The Difference in Fishing Each Type
Knowing if you are fishing a tailwater, spring creek, or freestone can help you to prepare for a day of fishing in numerous ways, but when it comes to fly selections for the day, it can be paramount to success.
- Usually the most predictable in so far as hatch scheduling. Tailwaters have predictable hatches that are typically well known. Call ahead to local fly shops or do your research with books or on the internet and plan your fly box selection to match what is historically prevalent for that time of year on the tailwater.
- Tailwater fish can be educated in seeing many flies through the season, so carry a variety of styles of mayflies and caddisflies. Sometimes a parachute Adams isn't going to get the job done, so having a few cripple or emerger patterns may prove to be extremely useful when they just won't come up to eat. Keep an array of small nymphs and lower floating dry flies for tailwaters
- On a freestone river or creek, your fly selections don't need to be as specific and as precise as a tailwater or spring creek. Freestone fish are more accustomed to opportunistic feeding and exhibit a less judgmental inspection of your flies.
- Bigger, bushier, and high-floating dry flies are common on freestones, allowing you to keep better visual contact with your dry flies as they float through the more turbulent water conditions. Commonly there is little need to get super techy with your fly selections on freestones.
- Spring creek fishermen usually are the guys who've got fly box after fly box filled with patterns, and for good reason. Spring creek fish can be highly selective and wary of artificial presentations. Long leaders, light tippets, and tiny flies are common on spring creeks.

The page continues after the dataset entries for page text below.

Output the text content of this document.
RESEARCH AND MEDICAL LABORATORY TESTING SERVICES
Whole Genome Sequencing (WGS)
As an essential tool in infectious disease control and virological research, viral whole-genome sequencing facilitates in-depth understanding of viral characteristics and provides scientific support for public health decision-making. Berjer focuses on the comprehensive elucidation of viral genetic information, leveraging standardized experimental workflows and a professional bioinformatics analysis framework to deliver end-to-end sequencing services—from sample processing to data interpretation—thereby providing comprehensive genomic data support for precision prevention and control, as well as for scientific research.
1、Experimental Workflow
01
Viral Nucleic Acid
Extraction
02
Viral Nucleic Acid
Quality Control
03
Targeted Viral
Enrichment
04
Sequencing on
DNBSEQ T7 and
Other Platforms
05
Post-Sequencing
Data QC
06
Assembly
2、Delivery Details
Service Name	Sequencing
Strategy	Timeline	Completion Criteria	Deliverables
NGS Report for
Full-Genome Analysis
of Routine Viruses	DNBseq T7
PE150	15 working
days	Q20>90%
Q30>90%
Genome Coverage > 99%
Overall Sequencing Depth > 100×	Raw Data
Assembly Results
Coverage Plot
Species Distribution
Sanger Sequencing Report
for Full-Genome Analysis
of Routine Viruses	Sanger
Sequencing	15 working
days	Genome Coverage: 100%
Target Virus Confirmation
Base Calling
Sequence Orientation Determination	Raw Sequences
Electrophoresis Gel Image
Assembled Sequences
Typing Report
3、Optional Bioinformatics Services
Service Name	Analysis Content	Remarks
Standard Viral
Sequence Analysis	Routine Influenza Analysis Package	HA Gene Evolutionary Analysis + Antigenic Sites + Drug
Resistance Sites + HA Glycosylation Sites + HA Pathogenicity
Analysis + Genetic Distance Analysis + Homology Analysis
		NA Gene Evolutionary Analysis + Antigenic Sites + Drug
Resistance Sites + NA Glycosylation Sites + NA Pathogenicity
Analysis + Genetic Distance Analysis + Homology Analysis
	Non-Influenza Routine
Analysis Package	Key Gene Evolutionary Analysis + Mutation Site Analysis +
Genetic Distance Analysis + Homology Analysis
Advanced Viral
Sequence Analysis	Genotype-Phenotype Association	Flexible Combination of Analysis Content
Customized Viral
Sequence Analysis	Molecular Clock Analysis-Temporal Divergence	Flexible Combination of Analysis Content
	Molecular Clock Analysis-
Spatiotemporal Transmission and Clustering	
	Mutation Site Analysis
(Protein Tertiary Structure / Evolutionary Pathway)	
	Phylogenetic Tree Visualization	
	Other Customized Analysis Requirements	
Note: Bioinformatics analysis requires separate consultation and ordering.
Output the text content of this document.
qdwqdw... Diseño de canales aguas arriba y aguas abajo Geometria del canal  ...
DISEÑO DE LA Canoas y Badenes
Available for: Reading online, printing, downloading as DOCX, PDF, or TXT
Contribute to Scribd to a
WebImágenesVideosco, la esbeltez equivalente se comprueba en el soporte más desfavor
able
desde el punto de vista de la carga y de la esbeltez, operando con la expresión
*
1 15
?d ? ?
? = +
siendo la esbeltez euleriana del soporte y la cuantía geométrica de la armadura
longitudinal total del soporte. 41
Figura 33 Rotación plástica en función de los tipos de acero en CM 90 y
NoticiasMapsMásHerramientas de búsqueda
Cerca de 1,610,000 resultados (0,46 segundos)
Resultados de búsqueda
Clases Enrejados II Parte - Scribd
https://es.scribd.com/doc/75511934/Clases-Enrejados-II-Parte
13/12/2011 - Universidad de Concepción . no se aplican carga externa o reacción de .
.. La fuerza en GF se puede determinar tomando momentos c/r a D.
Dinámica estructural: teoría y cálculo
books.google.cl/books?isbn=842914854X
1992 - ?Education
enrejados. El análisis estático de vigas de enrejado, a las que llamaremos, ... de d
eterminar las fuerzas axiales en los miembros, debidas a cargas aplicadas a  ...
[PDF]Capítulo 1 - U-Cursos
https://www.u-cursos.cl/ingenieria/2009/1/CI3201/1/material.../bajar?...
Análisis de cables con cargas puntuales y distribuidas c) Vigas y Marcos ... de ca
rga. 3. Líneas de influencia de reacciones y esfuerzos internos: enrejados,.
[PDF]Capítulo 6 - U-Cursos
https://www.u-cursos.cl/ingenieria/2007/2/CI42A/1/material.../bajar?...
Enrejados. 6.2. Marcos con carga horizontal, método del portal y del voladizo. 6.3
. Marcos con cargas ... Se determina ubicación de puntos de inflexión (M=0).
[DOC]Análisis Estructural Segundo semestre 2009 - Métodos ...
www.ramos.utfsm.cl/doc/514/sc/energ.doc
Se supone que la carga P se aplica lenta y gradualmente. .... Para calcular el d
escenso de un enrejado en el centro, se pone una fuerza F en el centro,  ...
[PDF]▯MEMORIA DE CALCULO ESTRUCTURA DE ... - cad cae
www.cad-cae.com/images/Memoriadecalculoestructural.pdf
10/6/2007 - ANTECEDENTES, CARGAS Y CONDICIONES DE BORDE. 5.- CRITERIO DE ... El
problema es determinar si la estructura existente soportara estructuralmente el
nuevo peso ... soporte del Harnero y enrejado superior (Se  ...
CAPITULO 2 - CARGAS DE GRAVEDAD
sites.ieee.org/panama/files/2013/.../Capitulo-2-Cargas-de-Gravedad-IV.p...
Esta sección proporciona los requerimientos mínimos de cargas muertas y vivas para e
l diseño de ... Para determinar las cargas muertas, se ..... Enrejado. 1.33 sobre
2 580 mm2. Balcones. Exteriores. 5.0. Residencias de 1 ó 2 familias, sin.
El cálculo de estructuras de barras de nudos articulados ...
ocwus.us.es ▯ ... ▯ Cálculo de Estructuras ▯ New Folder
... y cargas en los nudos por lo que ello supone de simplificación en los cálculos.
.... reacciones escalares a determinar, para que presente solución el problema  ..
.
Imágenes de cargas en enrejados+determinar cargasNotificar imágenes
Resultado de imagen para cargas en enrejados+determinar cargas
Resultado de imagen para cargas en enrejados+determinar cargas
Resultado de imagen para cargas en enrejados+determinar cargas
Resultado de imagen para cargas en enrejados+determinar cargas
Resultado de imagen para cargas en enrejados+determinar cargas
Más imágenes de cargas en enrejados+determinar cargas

- If you're unsure what you're getting into when you visit a spring creek, it's a good idea to, at the very least, carry some small bugs like Griffiths Gnats in size 20 or smaller, as well as a plethora of scud or freshwater shrimp style nymphs. The underwater vegetation of most spring creeks hold a huge number of scuds and midges, so having a good selection of those should help to decode the current conditions.
Fishing each type of water, from spring creeks to a tailwater or freestone, can present their own individual challenges for a day of fishing. Highly skilled anglers will always prepare as much as possible and be able to adapt and change tactics to meet situations on the water. Prepare yourself the best you can for a day of fishing and be adaptable to the streamside conditions and you'll likely find success out there.